Marie-Anne Boutoleau et Yves Rebours

samedi 1er décembre 2007

Dans les jours qui ont suivi la tenue de la coordination nationale étudiante à Rennes les 10 et 11 novembre derniers, la plupart des médias ont déploré, avec un bel unanimisme, l’accueil qui leur avait été réservé : un «  climat de méfiance  », un « climat hostile ».


Voir en ligne : Acrimed

Protestations et condamnations

Ainsi, le 12 novembre, France 3 Bretagne, Le Télégramme, Le Figaro, Libération et Le Nouvel Observateur se mettent au diapason pour dénoncer l’interdiction faite aux journalistes d’entrer dans le bâtiment de Rennes 2 où se tenaient les débats de la coordination. Dans un article intitulé « Médias non grata à Rennes-II », Pierre-Henri Allain correspondant de Libération à Rennes s’interroge gravement : « Paranoïa ? Posture radicale ? » Et rapporte : « Pour certains étudiants de la coordination, la presse était manifestement indésirable ce week-end à Rennes. »

Le lendemain, Ouest-France s’y met. Le quotidien régional publie un encart de la rédaction : « Insultes, menaces, interventions pour gêner les interviews, difficultés à couvrir les assemblées générales... A Rennes et à Nantes, des acteurs du mouvement étudiant cherchent à nous empêcher de travailler. Heureusement, une grande majorité d’entre eux n’ont pas cette attitude antidémocratique. Le débat et les critiques sont normaux. [sic] Nous ne laisserons personne influencer nos écrits et nos photos. Nous continuerons à informer, en respectant nos principes professionnels, honnêtement et dans l’indépendance. »

Le même jour, son principal concurrent dans l’Ouest de la Bretagne, Le Télégramme, publie un « point de vue » d’Hubert Coudurier qui, sous un titre qui dit tout - « Refuser le nihilisme conservateur » - fulmine contre la mobilisation et explique : « La dictature des glandeurs ou des agitateurs qui les empêchent [les étudiants] de travailler apparaît comme la survivance de systèmes totalitaires , incongrus au XXIème siècle. La preuve : les médias sont malvenus dans des réunions où l’on tente désormais d’interdire le vote à bulletins secrets. »
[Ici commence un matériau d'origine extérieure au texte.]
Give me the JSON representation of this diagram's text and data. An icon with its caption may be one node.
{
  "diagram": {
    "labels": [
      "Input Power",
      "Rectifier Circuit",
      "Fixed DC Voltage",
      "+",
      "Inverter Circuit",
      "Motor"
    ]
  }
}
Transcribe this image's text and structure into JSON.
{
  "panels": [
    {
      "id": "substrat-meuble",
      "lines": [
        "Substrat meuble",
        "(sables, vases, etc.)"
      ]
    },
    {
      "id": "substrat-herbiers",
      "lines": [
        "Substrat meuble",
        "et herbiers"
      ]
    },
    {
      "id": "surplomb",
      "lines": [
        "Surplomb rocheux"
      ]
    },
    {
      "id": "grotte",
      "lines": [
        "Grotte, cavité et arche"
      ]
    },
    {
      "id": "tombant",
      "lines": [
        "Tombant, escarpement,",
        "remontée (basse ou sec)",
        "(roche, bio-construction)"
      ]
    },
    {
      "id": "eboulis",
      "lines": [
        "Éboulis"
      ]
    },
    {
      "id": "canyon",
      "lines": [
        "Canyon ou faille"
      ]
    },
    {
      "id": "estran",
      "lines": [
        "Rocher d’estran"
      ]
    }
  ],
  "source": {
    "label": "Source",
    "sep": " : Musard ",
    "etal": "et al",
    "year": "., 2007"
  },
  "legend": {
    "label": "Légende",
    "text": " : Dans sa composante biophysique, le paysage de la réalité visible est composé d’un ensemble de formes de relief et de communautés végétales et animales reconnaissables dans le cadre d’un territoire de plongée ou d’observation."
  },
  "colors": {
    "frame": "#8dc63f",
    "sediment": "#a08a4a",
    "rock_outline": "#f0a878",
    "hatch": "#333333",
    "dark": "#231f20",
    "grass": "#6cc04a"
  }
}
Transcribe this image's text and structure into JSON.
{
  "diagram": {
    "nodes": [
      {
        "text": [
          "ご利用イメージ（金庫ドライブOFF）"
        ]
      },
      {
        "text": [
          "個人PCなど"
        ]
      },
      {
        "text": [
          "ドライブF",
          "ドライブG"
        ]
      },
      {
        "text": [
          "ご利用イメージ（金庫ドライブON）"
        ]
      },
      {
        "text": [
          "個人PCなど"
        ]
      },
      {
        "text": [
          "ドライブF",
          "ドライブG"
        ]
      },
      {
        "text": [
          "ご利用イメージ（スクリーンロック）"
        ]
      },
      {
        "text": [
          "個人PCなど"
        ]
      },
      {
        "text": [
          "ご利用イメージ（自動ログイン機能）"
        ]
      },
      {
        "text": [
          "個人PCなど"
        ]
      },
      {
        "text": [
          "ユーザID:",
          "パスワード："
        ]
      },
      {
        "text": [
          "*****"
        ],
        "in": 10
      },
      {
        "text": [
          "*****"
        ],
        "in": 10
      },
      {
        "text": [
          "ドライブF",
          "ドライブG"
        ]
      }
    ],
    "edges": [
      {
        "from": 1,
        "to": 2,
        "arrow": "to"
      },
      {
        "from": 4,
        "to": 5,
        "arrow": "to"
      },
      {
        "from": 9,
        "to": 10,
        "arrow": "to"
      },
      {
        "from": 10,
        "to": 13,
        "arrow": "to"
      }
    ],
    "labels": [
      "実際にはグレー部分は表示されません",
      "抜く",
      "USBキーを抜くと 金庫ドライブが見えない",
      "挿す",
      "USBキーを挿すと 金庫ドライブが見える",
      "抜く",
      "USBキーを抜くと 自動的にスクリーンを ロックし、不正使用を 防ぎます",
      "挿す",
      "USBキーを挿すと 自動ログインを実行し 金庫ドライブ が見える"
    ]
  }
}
Le 14, le site « indépendant » d’information rennais Rennesinfhonet [2] donne largement la parole aux journalistes. Ceux-ci témoignent anonymement, à l’instar de ce « journaliste d’un grand média national » qui déclare : « C’est une petite minorité d’extrême gauche, même fasciste d’extrême gauche qui cultive la désinformation à des fins de propagande. » « Fasciste d’extrême gauche » ? Rennesinfhonet d’ajouter : « Ce journaliste ne mâche pas ses mots et pourtant il les pèse » ! Plus loin, le site donne la parole à un « localier » qui « tempère » : « Ce n’est pas non plus Bagdad mais quand même... »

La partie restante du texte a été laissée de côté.